Question

find the equation of the tangent to the graph at the indicated point f(x)=X^2-6; a=-2 Y= ?

Answer 1

what is the indicated point? there isn't an "a" term shown in the function...

Answer 2

the hint says to compute the derivative algebraically

Answer 3

yes, absolutely... get the derivative... that gives you the slope of the function at ALL points... then to get the equation of a tangent line at a particular point, you can sub in the value of x at that point, solve the derivative for x to get the slope of the tangent line. Then you have a point and a slope... enough for a line equation

Answer 4

okay the derivative is 8 but how do I get Y

Answer 5

sorry sorry... derivative = 2x, not 2x -6

Answer 6

That is where I get stuck. y-f(-2)=m(x-(-2)) or y-8=?? (

Answer 7

When x = -2, the original function f(x) = x^2 - 6 -->> f(-2) = (-2)^2 - 6 = -2, so the point they are talking about is (-2, -2).

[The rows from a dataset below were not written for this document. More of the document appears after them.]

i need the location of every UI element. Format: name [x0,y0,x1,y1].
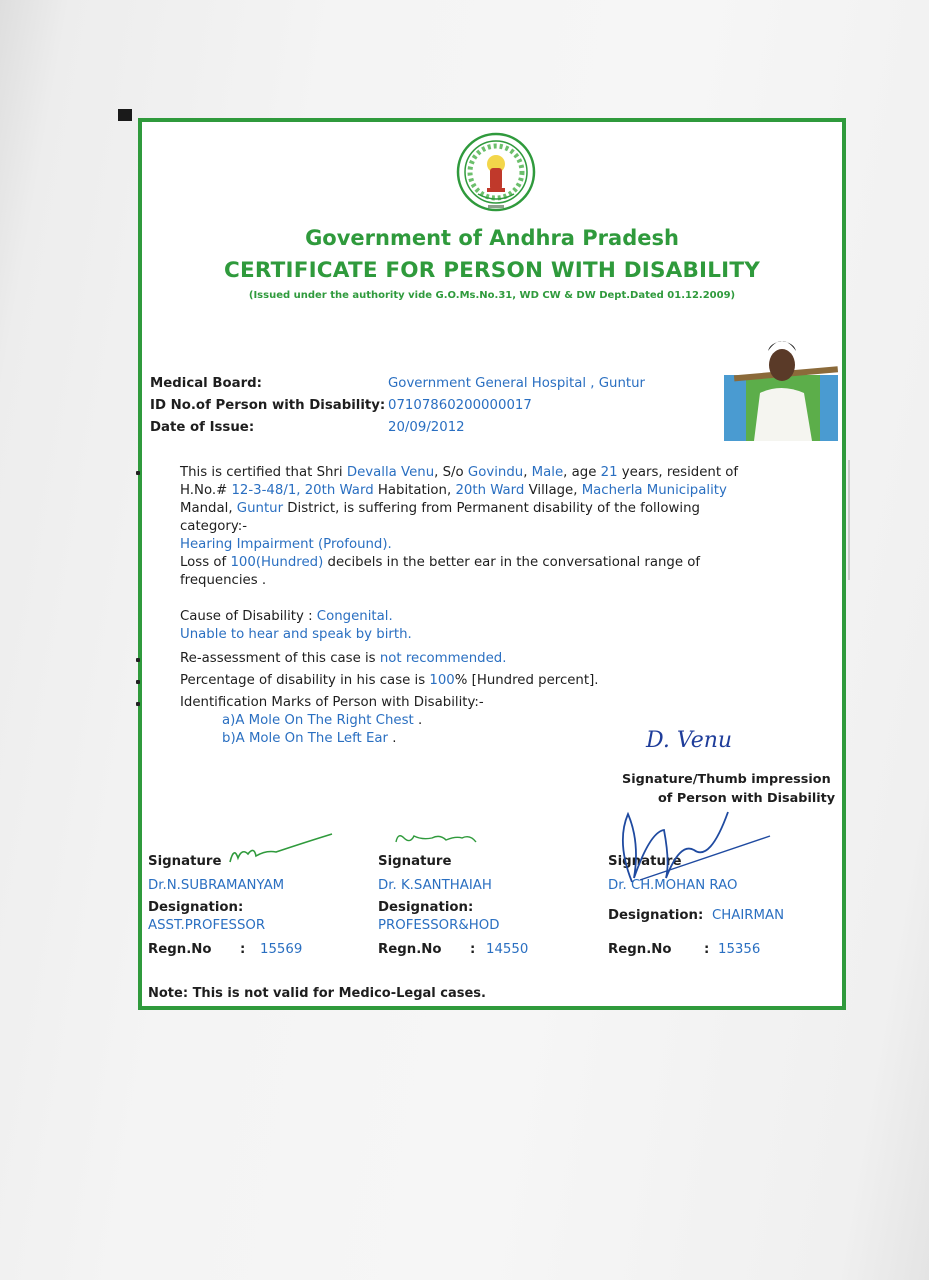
state-emblem-icon [452,130,540,218]
id-value: 07107860200000017 [388,398,532,413]
certificate [138,118,846,1010]
bullet [136,702,140,706]
certificate-title: CERTIFICATE FOR PERSON WITH DISABILITY [224,258,760,283]
edge-shadow [848,460,850,580]
medical-board-value: Government General Hospital , Guntur [388,376,645,391]
disability-category: Hearing Impairment (Profound). [180,537,392,552]
signatory-3: Signature Dr. CH.MOHAN RAO Designation: CHAIRMAN Regn.No : 15356 [608,854,785,957]
percentage-line: Percentage of disability in his case is 100% [Hundred percent]. [180,673,599,688]
medical-board-label: Medical Board: [150,376,263,391]
date-label: Date of Issue: [150,420,255,435]
bullet [136,680,140,684]
signature-stroke-2 [392,826,492,854]
reassessment-line: Re-assessment of this case is not recommended. [180,651,507,666]
id-label: ID No.of Person with Disability: [150,398,386,413]
signature-caption-1: Signature/Thumb impression [622,772,831,787]
signature-stroke-1 [226,828,336,868]
corner-mark [118,109,132,121]
person-photo [724,327,838,441]
date-value: 20/09/2012 [388,420,465,435]
authority-line: (Issued under the authority vide G.O.Ms.No.31, WD CW & DW Dept.Dated 01.12.2009) [248,290,736,301]
bullet [136,658,140,662]
person-signature: D. Venu [646,728,733,753]
cause-section: Cause of Disability : Congenital. Unable to hear and speak by birth. [180,609,412,642]
signatory-1: Signature Dr.N.SUBRAMANYAM Designation: ASST.PROFESSOR Regn.No : 15569 [148,854,303,957]
signature-caption-2: of Person with Disability [658,791,836,806]
government-heading: Government of Andhra Pradesh [305,226,679,250]
validity-note: Note: This is not valid for Medico-Legal cases. [148,986,486,1001]
signature-stroke-3 [610,802,780,892]
identification-marks: Identification Marks of Person with Disability:- a)A Mole On The Right Chest . b)A Mole On The Left Ear . [180,695,484,746]
certification-paragraph: This is certified that Shri Devalla Venu, S/o Govindu, Male, age 21 years, resident of H.No.# 12-3-48/1, 20th Ward Habitation, 20th Ward Village, Macherla Municipality Mandal, Guntur District, is suffering from Permanent disability of the following category:- Hearing Impairment (Profound). Loss of 100(Hundred) decibels in the better ear in the conversational range of frequencies . [180,464,790,590]
signatory-2: Signature Dr. K.SANTHAIAH Designation: PROFESSOR&HOD Regn.No : 14550 [378,854,529,957]
bullet [136,471,140,475]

The value of the derivative at that point is f ' (x) = 2x -->> f ' (-2) = 2(-2) = -4 so the slope of the tangent line to f(x) at the point (-2, -2) is -4.

Answer 8

Okay so I still need to get the point. Do I have to graph it?

Answer 9

Do you remember how to get a line equation from a point and a slope?

Answer 10

(y- y1) = m(x-x1) is the point-slope form for a line of slope m going through point (x1,y1)

Answer 11

so it would be:

(y - (-2)) = -4 (x - (-2))